Loos is mourning his wife, dead one year ago after a bout with brain cancer and Clarin slowly falls under his spell:
“I met a man by chance at the Bellevue in Montagnola, a remarkable man, a little over fifty, a classical philologist. We got to be friends of a sort, talked with each other for two evenings long. His name was Loos, Thomas Loos, physically a bear of a man. He had come down here, as he gradually revealed, to commemorate his wife, his dead Bettina, whom he revered like a saint—it came across as crazy to me. He was unquestionably disturbed, from time to time almost unbalanced—then completely normal again and impressively sharp-minded, especially when it came to proving how awful the present age is, how unbearable the world—the only thing he valued was his wife, his happy marriage"

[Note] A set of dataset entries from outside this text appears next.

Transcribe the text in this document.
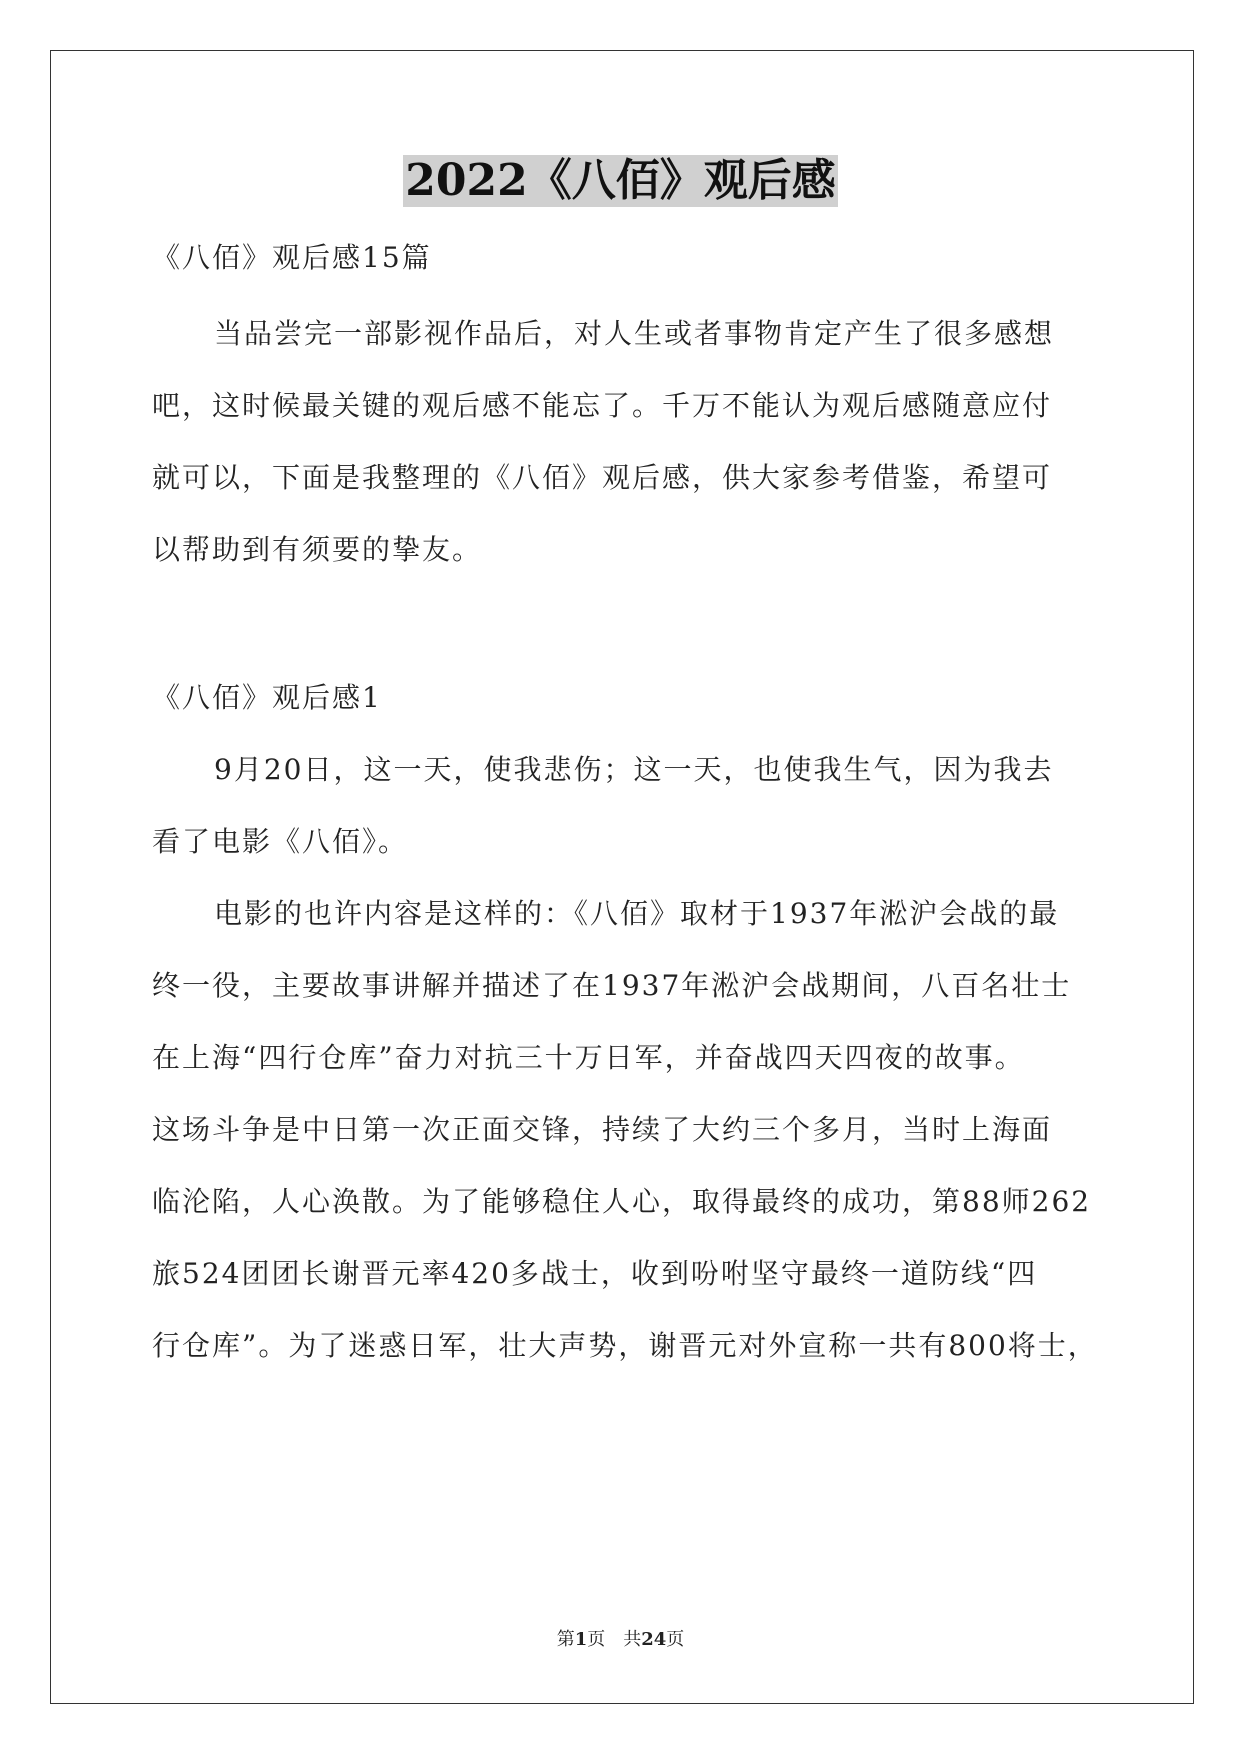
2022《八佰》观后感
《八佰》观后感15篇
当品尝完一部影视作品后，对人生或者事物肯定产生了很多感想
吧，这时候最关键的观后感不能忘了。千万不能认为观后感随意应付
就可以，下面是我整理的《八佰》观后感，供大家参考借鉴，希望可
以帮助到有须要的挚友。
《八佰》观后感1
9月20日，这一天，使我悲伤；这一天，也使我生气，因为我去
看了电影《八佰》。
电影的也许内容是这样的：《八佰》取材于1937年淞沪会战的最
终一役，主要故事讲解并描述了在1937年淞沪会战期间，八百名壮士
在上海“四行仓库”奋力对抗三十万日军，并奋战四天四夜的故事。
这场斗争是中日第一次正面交锋，持续了大约三个多月，当时上海面
临沦陷，人心涣散。为了能够稳住人心，取得最终的成功，第88师262
旅524团团长谢晋元率420多战士，收到吩咐坚守最终一道防线“四
行仓库”。为了迷惑日军，壮大声势，谢晋元对外宣称一共有800将士，
第1页　共24页
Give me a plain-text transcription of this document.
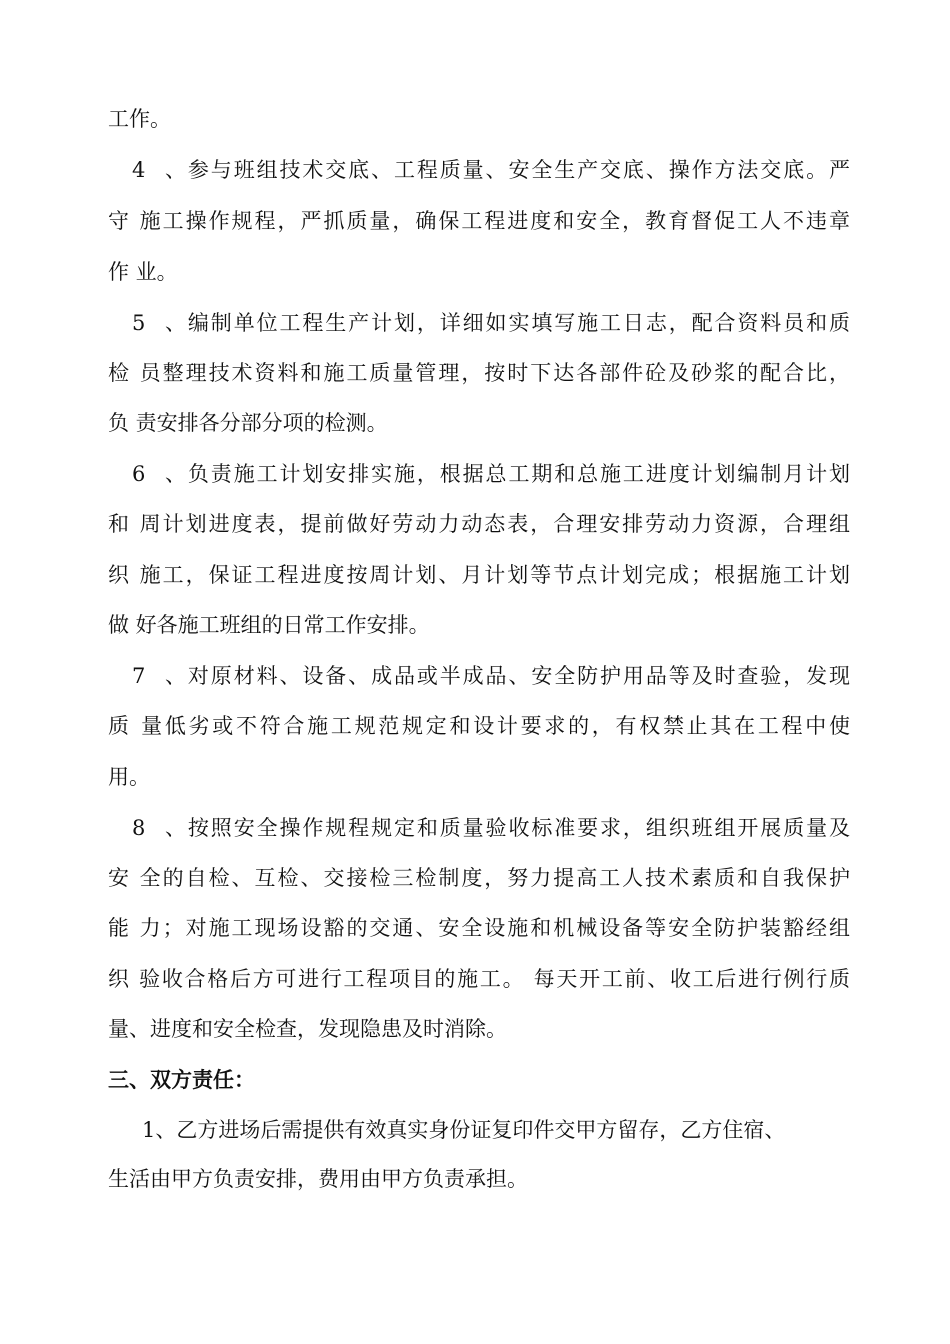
工作。
4、参与班组技术交底、工程质量、安全生产交底、操作方法交底。严
守 施工操作规程，严抓质量，确保工程进度和安全，教育督促工人不违章
作 业。
5、编制单位工程生产计划，详细如实填写施工日志，配合资料员和质
检 员整理技术资料和施工质量管理，按时下达各部件砼及砂浆的配合比，
负 责安排各分部分项的检测。
6、负责施工计划安排实施，根据总工期和总施工进度计划编制月计划
和 周计划进度表，提前做好劳动力动态表，合理安排劳动力资源，合理组
织 施工，保证工程进度按周计划、月计划等节点计划完成；根据施工计划
做 好各施工班组的日常工作安排。
7、对原材料、设备、成品或半成品、安全防护用品等及时查验，发现
质 量低劣或不符合施工规范规定和设计要求的，有权禁止其在工程中使
用。
8、按照安全操作规程规定和质量验收标准要求，组织班组开展质量及
安 全的自检、互检、交接检三检制度，努力提高工人技术素质和自我保护
能 力；对施工现场设豁的交通、安全设施和机械设备等安全防护装豁经组
织 验收合格后方可进行工程项目的施工。 每天开工前、收工后进行例行质
量、进度和安全检查，发现隐患及时消除。
三、双方责任：
1、乙方进场后需提供有效真实身份证复印件交甲方留存，乙方住宿、
生活由甲方负责安排，费用由甲方负责承担。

"Everything’s turning. And everything’s turning round him. It’s insane, but I’m even tempted to think that he’s sneaking around the house right now—with or without a dagger. Although he’s supposed to have left, and I’m just hearing crickets and the distant barking of dogs in the night."
After this dramatic introduction by the narrator - womanizer mid-thirties Swiss divorce lawyer Thomas Clarin - he starts recounting how he drove to his mountain villa for a long weekend to write a paper on Swiss divorce law history, only to to go to a nearby famed restaurant terrace and due to its being busy, sit at a table with an older, powerfully built 50's man, who at first ignores him after giving Clarin tacit permission to sit at his table. However after Clarin, outgoing, sociable, charming as his many conquests and "theory of dating" show, introduces himself, the older man starts paying attention and tells him his name is Loos as they start discussing stuff:
"Well, first, as I hinted, the discussion was all ‘God and the world,’ but then we gradually got more personal, more intimate, you could say. For example, he asked me about my life as a bachelor and then along the way about my love life.”

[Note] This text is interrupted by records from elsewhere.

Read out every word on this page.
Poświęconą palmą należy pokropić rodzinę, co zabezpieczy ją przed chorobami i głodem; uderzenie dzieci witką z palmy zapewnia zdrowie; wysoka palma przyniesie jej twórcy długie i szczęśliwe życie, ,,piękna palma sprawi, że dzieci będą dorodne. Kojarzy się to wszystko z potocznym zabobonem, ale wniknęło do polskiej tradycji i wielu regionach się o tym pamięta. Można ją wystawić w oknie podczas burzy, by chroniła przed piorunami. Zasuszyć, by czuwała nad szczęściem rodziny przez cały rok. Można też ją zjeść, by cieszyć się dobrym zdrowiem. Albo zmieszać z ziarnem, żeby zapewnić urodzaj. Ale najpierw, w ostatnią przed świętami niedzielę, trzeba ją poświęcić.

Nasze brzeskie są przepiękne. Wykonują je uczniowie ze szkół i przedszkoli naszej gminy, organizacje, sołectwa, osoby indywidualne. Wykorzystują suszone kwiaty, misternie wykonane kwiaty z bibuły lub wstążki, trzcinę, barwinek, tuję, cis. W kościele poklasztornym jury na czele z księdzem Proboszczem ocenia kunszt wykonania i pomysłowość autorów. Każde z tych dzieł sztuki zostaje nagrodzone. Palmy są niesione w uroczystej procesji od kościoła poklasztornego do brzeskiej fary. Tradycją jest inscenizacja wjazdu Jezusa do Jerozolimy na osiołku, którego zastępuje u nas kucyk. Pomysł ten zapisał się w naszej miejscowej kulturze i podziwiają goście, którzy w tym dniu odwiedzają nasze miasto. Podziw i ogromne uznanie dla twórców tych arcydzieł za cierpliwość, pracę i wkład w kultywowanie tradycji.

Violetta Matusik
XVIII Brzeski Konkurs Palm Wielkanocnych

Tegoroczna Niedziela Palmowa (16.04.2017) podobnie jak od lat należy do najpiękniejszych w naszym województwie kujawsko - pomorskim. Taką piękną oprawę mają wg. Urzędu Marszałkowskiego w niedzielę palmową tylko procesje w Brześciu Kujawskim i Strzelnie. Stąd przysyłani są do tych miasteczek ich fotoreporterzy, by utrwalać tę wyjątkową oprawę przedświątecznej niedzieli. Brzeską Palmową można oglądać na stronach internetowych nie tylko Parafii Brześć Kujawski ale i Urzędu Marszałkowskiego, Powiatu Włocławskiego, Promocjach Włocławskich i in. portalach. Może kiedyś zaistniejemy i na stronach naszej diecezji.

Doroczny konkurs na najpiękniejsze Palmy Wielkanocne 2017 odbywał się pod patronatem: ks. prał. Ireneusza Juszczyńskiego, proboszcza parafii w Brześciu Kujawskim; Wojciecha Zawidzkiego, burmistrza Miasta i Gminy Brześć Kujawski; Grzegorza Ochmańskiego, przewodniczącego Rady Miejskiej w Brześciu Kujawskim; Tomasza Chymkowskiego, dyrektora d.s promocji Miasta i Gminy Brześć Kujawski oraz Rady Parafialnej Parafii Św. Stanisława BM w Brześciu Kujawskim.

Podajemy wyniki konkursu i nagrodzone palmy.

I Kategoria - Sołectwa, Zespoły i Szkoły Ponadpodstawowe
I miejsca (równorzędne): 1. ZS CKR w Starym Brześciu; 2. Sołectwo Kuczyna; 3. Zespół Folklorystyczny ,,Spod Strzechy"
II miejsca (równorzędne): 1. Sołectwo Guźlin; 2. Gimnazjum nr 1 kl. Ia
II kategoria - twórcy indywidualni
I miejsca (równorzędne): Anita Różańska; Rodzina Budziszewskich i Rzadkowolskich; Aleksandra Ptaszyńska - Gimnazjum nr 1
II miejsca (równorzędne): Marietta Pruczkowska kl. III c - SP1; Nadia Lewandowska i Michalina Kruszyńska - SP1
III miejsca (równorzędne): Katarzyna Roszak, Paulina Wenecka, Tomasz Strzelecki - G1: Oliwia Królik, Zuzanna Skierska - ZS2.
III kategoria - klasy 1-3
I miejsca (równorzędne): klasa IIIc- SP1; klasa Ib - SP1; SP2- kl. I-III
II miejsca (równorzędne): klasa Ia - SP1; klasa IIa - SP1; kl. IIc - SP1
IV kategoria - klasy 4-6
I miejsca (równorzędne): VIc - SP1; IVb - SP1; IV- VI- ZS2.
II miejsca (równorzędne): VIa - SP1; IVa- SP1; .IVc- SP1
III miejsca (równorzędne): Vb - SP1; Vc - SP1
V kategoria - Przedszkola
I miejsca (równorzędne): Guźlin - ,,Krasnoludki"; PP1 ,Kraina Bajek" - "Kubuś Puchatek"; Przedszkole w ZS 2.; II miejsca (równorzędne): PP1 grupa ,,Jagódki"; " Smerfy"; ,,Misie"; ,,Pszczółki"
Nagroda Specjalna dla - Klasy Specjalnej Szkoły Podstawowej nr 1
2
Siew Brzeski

Loos is mourning his wife, dead one year ago after a bout with brain cancer and Clarin slowly falls under his spell:
“I met a man by chance at the Bellevue in Montagnola, a remarkable man, a little over fifty, a classical philologist. We got to be friends of a sort, talked with each other for two evenings long. His name was Loos, Thomas Loos, physically a bear of a man. He had come down here, as he gradually revealed, to commemorate his wife, his dead Bettina, whom he revered like a saint—it came across as crazy to me. He was unquestionably disturbed, from time to time almost unbalanced—then completely normal again and impressively sharp-minded, especially when it came to proving how awful the present age is, how unbearable the world—the only thing he valued was his wife, his happy marriage"
While the first part with its sort of "angels on the pinhead" discussion read like the ruminations of privileged white males from prosperous countries who never felt real deprivation and I started thinking "meh, these guys should have been born in a poor country and see if they would have their smug talk then...", slowly the novel started going into the past of both Clarin and Loos and then it accelerated to an even higher level, by the last third becoming just a masterpiece of misdirection and twists and turns.

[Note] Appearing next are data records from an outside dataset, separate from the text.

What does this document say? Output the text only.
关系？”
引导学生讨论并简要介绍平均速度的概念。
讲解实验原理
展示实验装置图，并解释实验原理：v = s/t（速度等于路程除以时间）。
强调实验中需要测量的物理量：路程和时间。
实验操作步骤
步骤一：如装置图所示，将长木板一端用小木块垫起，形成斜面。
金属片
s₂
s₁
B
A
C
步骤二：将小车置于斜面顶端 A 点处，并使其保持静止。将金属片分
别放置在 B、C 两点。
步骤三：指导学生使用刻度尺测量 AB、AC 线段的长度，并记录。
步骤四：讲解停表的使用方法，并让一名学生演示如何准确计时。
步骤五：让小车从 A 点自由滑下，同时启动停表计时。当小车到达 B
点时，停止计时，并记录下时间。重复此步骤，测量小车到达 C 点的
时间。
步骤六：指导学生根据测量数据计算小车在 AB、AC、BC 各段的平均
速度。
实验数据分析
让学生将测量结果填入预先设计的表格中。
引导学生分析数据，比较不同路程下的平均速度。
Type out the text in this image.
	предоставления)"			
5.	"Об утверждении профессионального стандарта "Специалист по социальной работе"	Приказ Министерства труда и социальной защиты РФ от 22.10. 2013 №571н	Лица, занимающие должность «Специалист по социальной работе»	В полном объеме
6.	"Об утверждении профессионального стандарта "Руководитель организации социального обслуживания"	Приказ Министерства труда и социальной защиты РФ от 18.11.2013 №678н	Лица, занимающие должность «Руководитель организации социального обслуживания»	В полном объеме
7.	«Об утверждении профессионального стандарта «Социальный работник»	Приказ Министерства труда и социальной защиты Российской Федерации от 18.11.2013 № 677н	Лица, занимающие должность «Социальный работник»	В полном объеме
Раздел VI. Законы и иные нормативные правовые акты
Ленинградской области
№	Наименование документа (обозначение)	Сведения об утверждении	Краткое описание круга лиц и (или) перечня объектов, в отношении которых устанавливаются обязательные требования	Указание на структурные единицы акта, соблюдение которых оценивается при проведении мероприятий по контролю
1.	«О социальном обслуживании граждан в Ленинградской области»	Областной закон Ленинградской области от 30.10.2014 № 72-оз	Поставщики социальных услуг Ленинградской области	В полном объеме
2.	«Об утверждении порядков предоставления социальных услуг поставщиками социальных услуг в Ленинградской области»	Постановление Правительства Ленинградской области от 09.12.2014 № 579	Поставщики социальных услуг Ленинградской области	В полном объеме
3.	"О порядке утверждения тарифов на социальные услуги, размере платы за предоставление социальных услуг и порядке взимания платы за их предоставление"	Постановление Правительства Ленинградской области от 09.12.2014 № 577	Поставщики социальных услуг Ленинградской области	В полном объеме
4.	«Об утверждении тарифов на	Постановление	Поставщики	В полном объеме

At the end, one realizes On the Edge is really astounding with a last third that
completely turns things on their head, makes rereading the novel a must as well as makes one marvel at the little touches you do not see the first
time but which get a lot of significance once you know what's really what, not to speak of the control of the author as the reveals and storyline go.
Overall, On the Edge is a top 25 book of mine for 2013 (as the US edition has just been published in February by the NY Review of Books) and a novel I expect to reread quite a few times as times go by.